By William P. Young
Windblown Media, 2007
Review by Carl McColman
There’s a fair amount of hype surrounding this slender work of independently-published Christian fiction from first-time author William P. Young. Eugene Peterson (of The Message fame) gushes that it could be the Pilgrim’s Progress of our generation. My own friend Mike Morrell (who first told me about the book) says “If you read one work of fiction this year, let this be it.”
Well… for once I’m happy to join in the chorus.
First, as a reviewer I feel obliged to make an initial disclaimer. This is a religious novel and needs to be appreciated as such. In other words, the novel supports the theological lesson contained within it (and not the other way around). This is not J.R.R. Tolkien or Flannery O’Connor, folks. But what I’m happy to note is that it’s actually quite a good read, as such novels go. After all, the most well known novels-with-a-message tend to be, well, pretty awful when judged on purely literary terms (think The Celestine Prophecy or The DaVinci Code). By comparison, The Shack truly shines. It’s heartfelt without being maudlin or sentimental; its characters have depth and the story has enough of a narrative edge to keep you turning the page. Since part of the message is that God is the lord of all relationships, it only seems fitting that this book should make you want to care about its main characters. Thankfully, it does. And while it may not have the same literary polish as a book by Walker Percy or Graham Greene, it’s as good as any of C.S. Lewis’ novels — and that’s saying something.

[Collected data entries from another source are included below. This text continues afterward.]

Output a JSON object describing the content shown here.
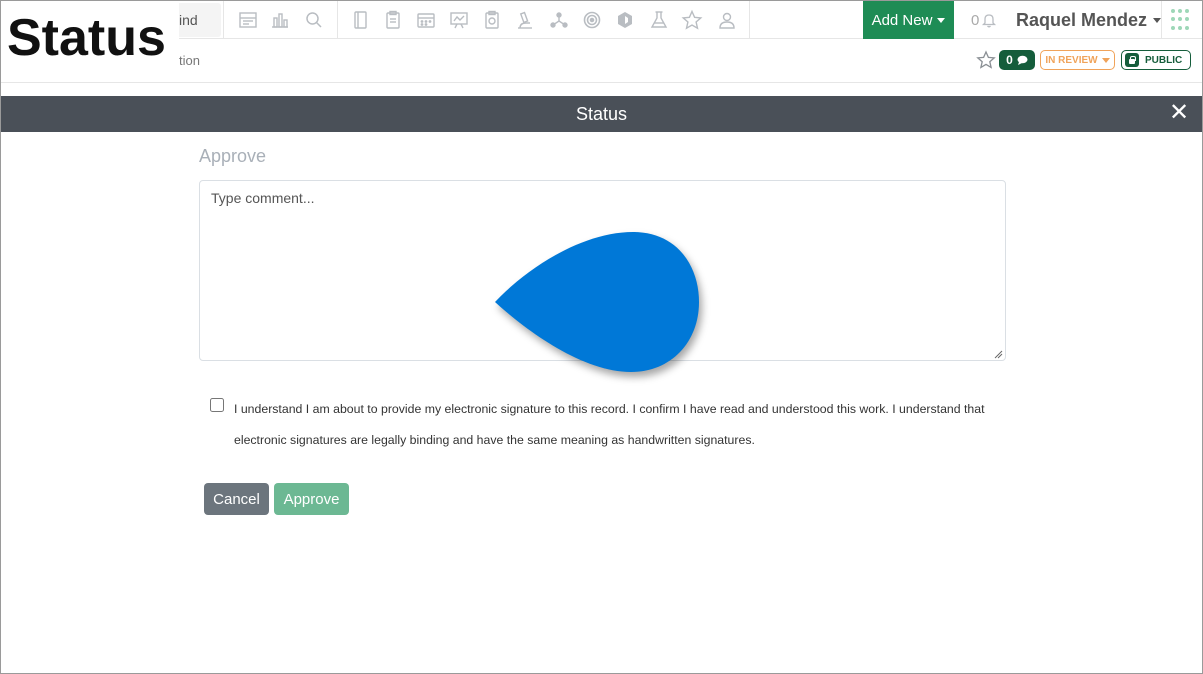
{
  "overlay": {
    "title": "Status"
  },
  "navbar": {
    "find_fragment": "ind",
    "add_new_label": "Add New",
    "notification_count": "0",
    "user_name": "Raquel Mendez",
    "icons": [
      "report-icon",
      "chart-icon",
      "search-icon",
      "notebook-icon",
      "clipboard-icon",
      "calendar-icon",
      "presentation-icon",
      "sample-icon",
      "microscope-icon",
      "network-icon",
      "target-icon",
      "cube-icon",
      "flask-icon",
      "star-icon",
      "users-icon"
    ]
  },
  "subbar": {
    "breadcrumb_fragment": "tion",
    "comment_count": "0",
    "review_status": "IN REVIEW",
    "visibility": "PUBLIC"
  },
  "modal": {
    "title": "Status",
    "close_glyph": "✕",
    "heading": "Approve",
    "comment_placeholder": "Type comment...",
    "signature_text": "I understand I am about to provide my electronic signature to this record. I confirm I have read and understood this work. I understand that electronic signatures are legally binding and have the same meaning as handwritten signatures.",
    "cancel_label": "Cancel",
    "approve_label": "Approve"
  },
  "colors": {
    "accent_green": "#1e8c55",
    "dark_green": "#155d3b",
    "review_orange": "#f0a35a",
    "modal_header": "#4a5058",
    "approve_button": "#6cb893",
    "cancel_button": "#6c757d",
    "cursor_blue": "#0078d7"
  }
}
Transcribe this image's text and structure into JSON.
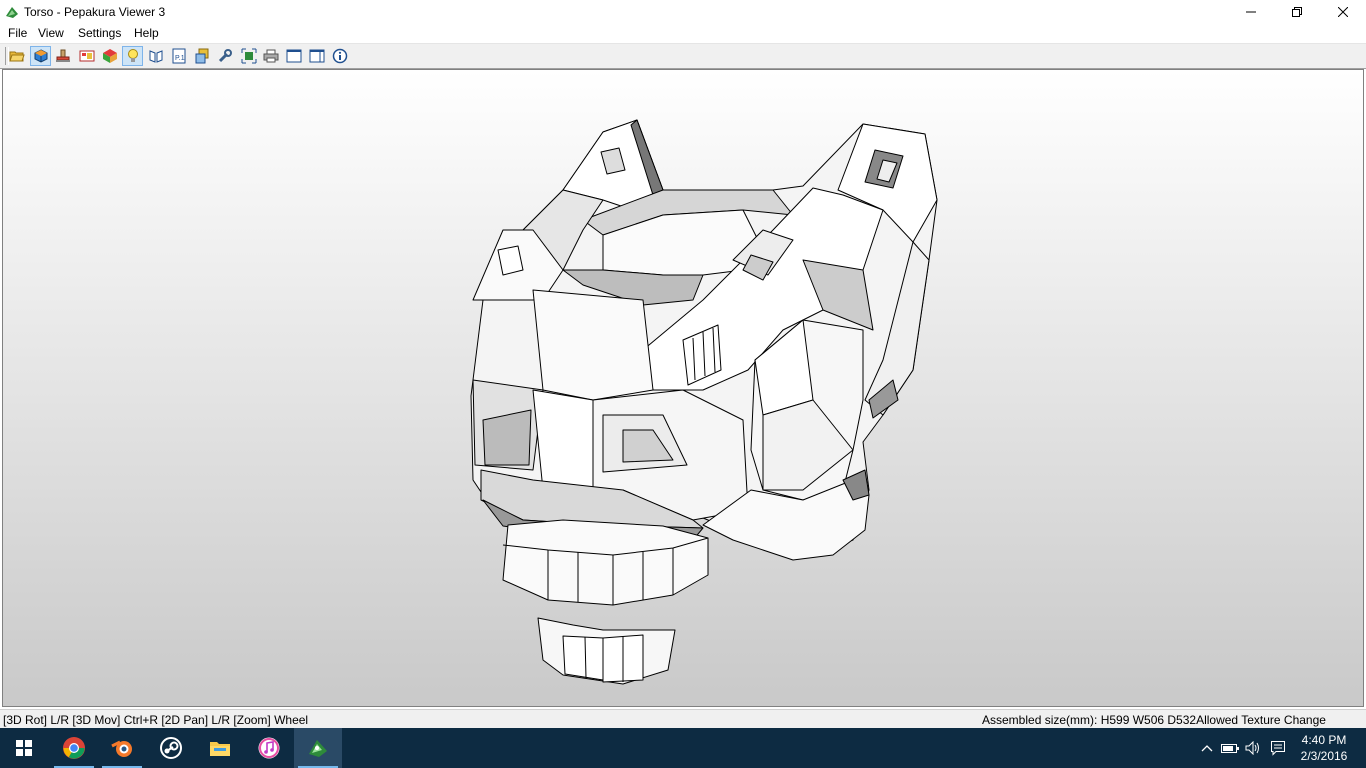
{
  "window": {
    "title": "Torso - Pepakura Viewer 3",
    "app_icon": "pepakura-frog-icon",
    "controls": [
      "minimize-icon",
      "restore-icon",
      "close-icon"
    ]
  },
  "menu": {
    "items": [
      {
        "label": "File"
      },
      {
        "label": "View"
      },
      {
        "label": "Settings"
      },
      {
        "label": "Help"
      }
    ]
  },
  "toolbar": {
    "buttons": [
      {
        "name": "open-folder-icon",
        "active": false
      },
      {
        "name": "3d-model-icon",
        "active": true
      },
      {
        "name": "stamp-icon",
        "active": false
      },
      {
        "name": "texture-icon",
        "active": false
      },
      {
        "name": "color-cube-icon",
        "active": false
      },
      {
        "name": "lightbulb-icon",
        "active": true
      },
      {
        "name": "unfold-icon",
        "active": false
      },
      {
        "name": "page-icon",
        "active": false
      },
      {
        "name": "layers-icon",
        "active": false
      },
      {
        "name": "wrench-icon",
        "active": false
      },
      {
        "name": "fit-view-icon",
        "active": false
      },
      {
        "name": "printer-icon",
        "active": false
      },
      {
        "name": "single-pane-icon",
        "active": false
      },
      {
        "name": "split-pane-icon",
        "active": false
      },
      {
        "name": "info-icon",
        "active": false
      }
    ]
  },
  "status": {
    "hint": "[3D Rot] L/R [3D Mov] Ctrl+R [2D Pan] L/R [Zoom] Wheel",
    "info": "Assembled size(mm): H599 W506 D532Allowed Texture Change"
  },
  "taskbar": {
    "start_icon": "windows-start-icon",
    "apps": [
      {
        "name": "chrome-icon",
        "running": true,
        "active": false
      },
      {
        "name": "blender-icon",
        "running": true,
        "active": false
      },
      {
        "name": "steam-icon",
        "running": false,
        "active": false
      },
      {
        "name": "file-explorer-icon",
        "running": false,
        "active": false
      },
      {
        "name": "itunes-icon",
        "running": false,
        "active": false
      },
      {
        "name": "pepakura-icon",
        "running": true,
        "active": true
      }
    ],
    "tray": [
      "chevron-up-icon",
      "battery-icon",
      "volume-icon",
      "notification-icon"
    ],
    "time": "4:40 PM",
    "date": "2/3/2016"
  }
}
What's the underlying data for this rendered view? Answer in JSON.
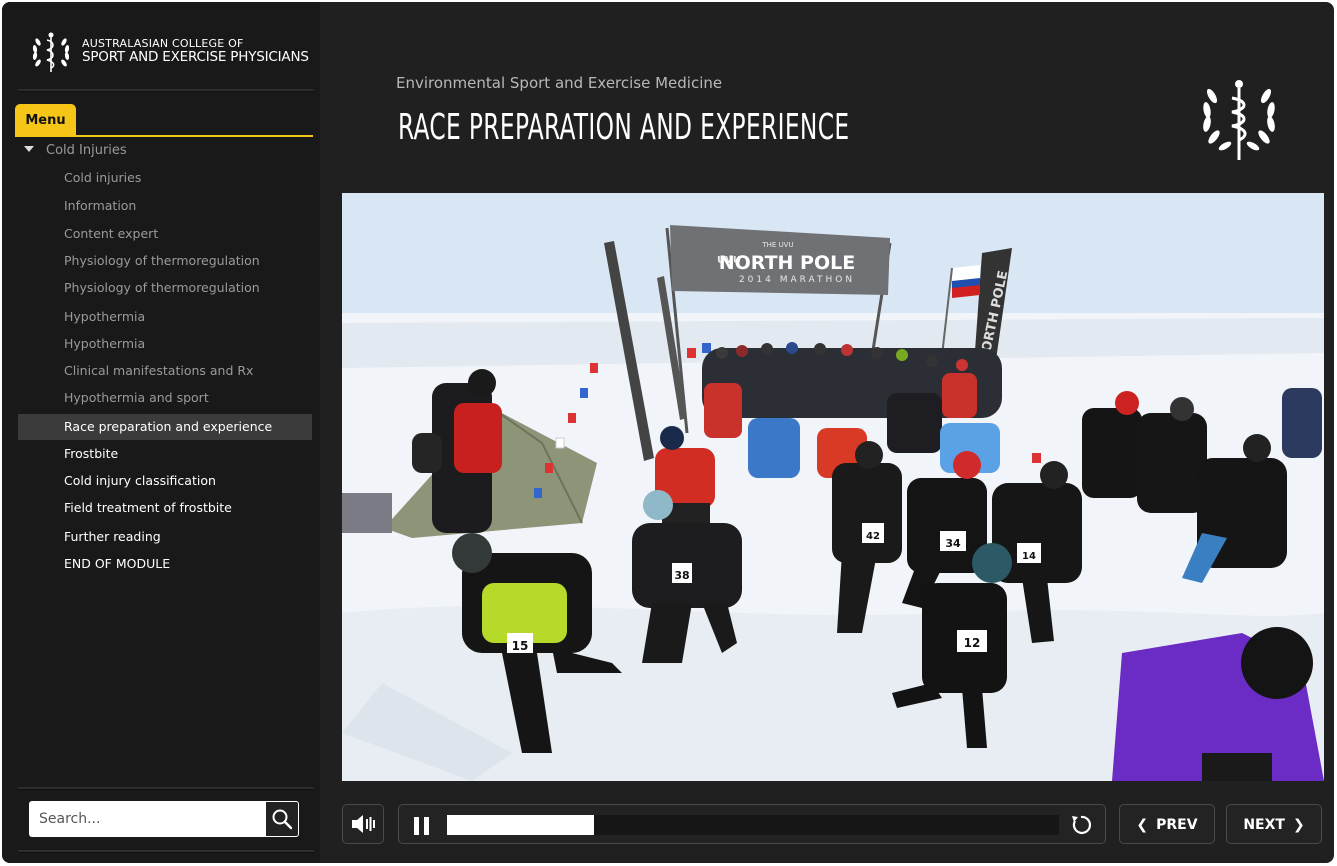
{
  "org": {
    "name_line1": "AUSTRALASIAN COLLEGE OF",
    "name_line2": "SPORT AND EXERCISE PHYSICIANS"
  },
  "sidebar": {
    "menu_label": "Menu",
    "section_label": "Cold Injuries",
    "items": [
      {
        "label": "Cold injuries"
      },
      {
        "label": "Information"
      },
      {
        "label": "Content expert"
      },
      {
        "label": "Physiology of thermoregulation"
      },
      {
        "label": "Physiology of thermoregulation"
      },
      {
        "label": "Hypothermia"
      },
      {
        "label": "Hypothermia"
      },
      {
        "label": "Clinical manifestations and Rx"
      },
      {
        "label": "Hypothermia and sport"
      },
      {
        "label": "Race preparation and experience"
      },
      {
        "label": "Frostbite"
      },
      {
        "label": "Cold injury classification"
      },
      {
        "label": "Field treatment of frostbite"
      },
      {
        "label": "Further reading"
      },
      {
        "label": "END OF MODULE"
      }
    ],
    "search_placeholder": "Search..."
  },
  "header": {
    "course_title": "Environmental Sport and Exercise Medicine",
    "slide_title": "RACE PREPARATION AND EXPERIENCE"
  },
  "photo": {
    "banner_text": "NORTH POLE",
    "banner_brand": "UVU",
    "banner_small": "THE UVU",
    "banner_year": "2014 MARATHON",
    "side_flag_text": "NORTH POLE",
    "bibs": [
      "38",
      "15",
      "34",
      "12",
      "42",
      "14"
    ]
  },
  "controls": {
    "prev_label": "PREV",
    "next_label": "NEXT",
    "progress": 0.24,
    "icons": [
      "volume-icon",
      "pause-icon",
      "replay-icon",
      "chevron-left-icon",
      "chevron-right-icon",
      "search-icon"
    ]
  }
}
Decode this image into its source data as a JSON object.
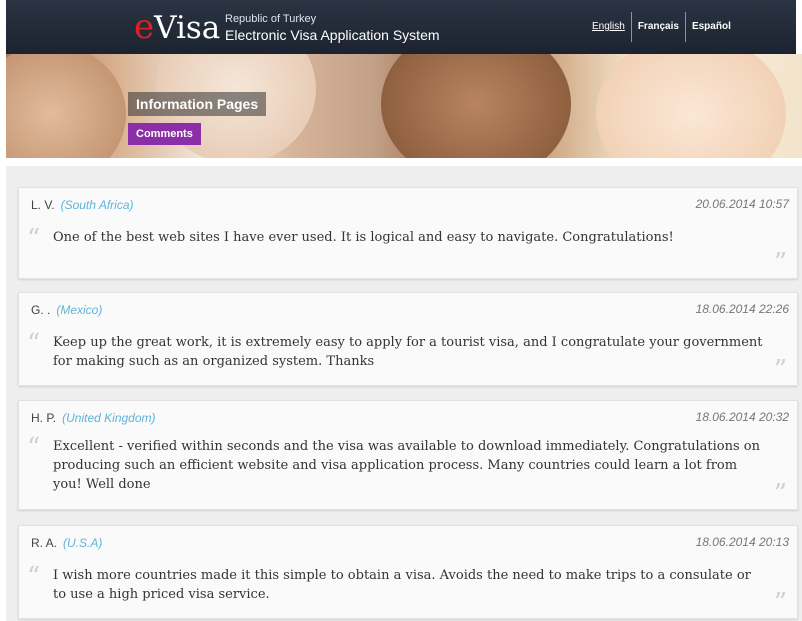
{
  "header": {
    "logo_e": "e",
    "logo_visa": "Visa",
    "republic": "Republic of Turkey",
    "system_name": "Electronic Visa Application System",
    "languages": [
      "English",
      "Français",
      "Español"
    ]
  },
  "banner": {
    "info_label": "Information Pages",
    "comments_label": "Comments"
  },
  "comments": [
    {
      "name": "L. V.",
      "country": "(South Africa)",
      "date": "20.06.2014 10:57",
      "text": "One of the best web sites I have ever used. It is logical and easy to navigate. Congratulations!"
    },
    {
      "name": "G. .",
      "country": "(Mexico)",
      "date": "18.06.2014 22:26",
      "text": "Keep up the great work, it is extremely easy to apply for a tourist visa, and I congratulate your government for making such as an organized system. Thanks"
    },
    {
      "name": "H. P.",
      "country": "(United Kingdom)",
      "date": "18.06.2014 20:32",
      "text": "Excellent - verified within seconds and the visa was available to download immediately. Congratulations on producing such an efficient website and visa application process. Many countries could learn a lot from you! Well done"
    },
    {
      "name": "R. A.",
      "country": "(U.S.A)",
      "date": "18.06.2014 20:13",
      "text": "I wish more countries made it this simple to obtain a visa. Avoids the need to make trips to a consulate or to use a high priced visa service."
    }
  ],
  "icons": {
    "open_quote": "“",
    "close_quote": "”"
  },
  "colors": {
    "accent_purple": "#8b2fa8",
    "country_blue": "#5fb3d8",
    "logo_red": "#e02020"
  }
}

This is the story of a quiet and thoughtful man named Mack Philips who lives in the backwoods of Oregon. Mack comes from a broken home (his father was a violent alcoholic) but made a decent life for himself, eventually breaking the cycle of abuse through his own happy marriage and family life. But that is torn apart when an unspeakable tragedy strikes: his daughter disappears during a family outing, and all the evidence points to her brutal murder in a small shack deep in the woods. Four years go by, and the family, while still together, struggles with unspoken feelings of guilt, anger, and most of all, sadness. In the midst of this turmoil, Mack, while home alone one snowy weekend, gets a miraculous gift: a note from “Papa,” inviting him to come and spend a weekend at, of all places, the shack. Mack’s own father long since dead, the author of this note could only be the father of all — especially since Mack’s wife refers to God as her Papa.
Suspicious that this could be some sort of cruel joke (or worse, a trap) set by the killer, Mack’s intuition insists that he accept the invitation and journey to the remote site which in a way has become his own private hell. His own faith horribly shaken by the loss of his daughter, Mack nevertheless suspends disbelief enough to toy with the idea that he just might really have gotten a written invitation from God.
Confiding only in one friend, Mack sets off on the several-hour trek to the place where his daughter apparently died (even though her body had never been found). What he finds there literally blows his mind — and triggers a profound and rich mystical encounter with the Divine, worthy of the visions of Julian of Norwich. I don’t want to spoil the story’s sequence of surprises and delights, but let’s just say that the God whom Mack encounters there in the Oregon wilderness comes to him in a fully contemporary way — a far cry from the white-bearded patriarch as painted by Michelangelo on the ceiling of the Sistine Chapel. Over the course of the weekend, Mack encounters the rich mystery of the Holy Trinity, finding a quiet friendship through Christ, an almost otherworldly beauty in the Holy Spirit, and just plain unconditional love from “Papa.” Laughter and humor dance throughout this divine encounter, but Mack brings the raw edges of his anger and depression with him into the wilderness, and God’s response is both surprising and redemptive. He learns a lot about grace, reconciliation, and redemption over the course of his stay at the shack, and with Christ at his side he faces the depth of his own suffering and pain. Finally, while God refuses to resort to magic tricks in order to restore his daughter, a deeply healing gift is still offered to — and gratefully accepted by — Mack before he leaves the wilderness. Have your Kleenex handy as you read the final chapters.
The Shack is an awesome book, with a powerful theological message that proves to be utterly orthodox and faithful to the great truths of the Christian tradition while still managing to speak boldly and beautifully to our generation. It is insightful, joyful, playful, funny, heartbreaking, and optimistic by turn. Without shying away from hard questions about evil and suffering, it successfully proclaims a spiritual message of deeply good news. It is mystical without being melodramatic, hopeful but not Pollyannish, and theologically profound without being preachy, dogmatic, or boring. In short, it really could be the new Pilgrim’s Progress and probably should be the one spiritual novel you read this year. Go ahead and order more than one copy — this is a book you’ll want to share with others.
This book deserves to be read by at least two to three times as many people who endured the bad theology and even worse writing of The DaVinci Code. In other words, I hope it sells a hundred million copies.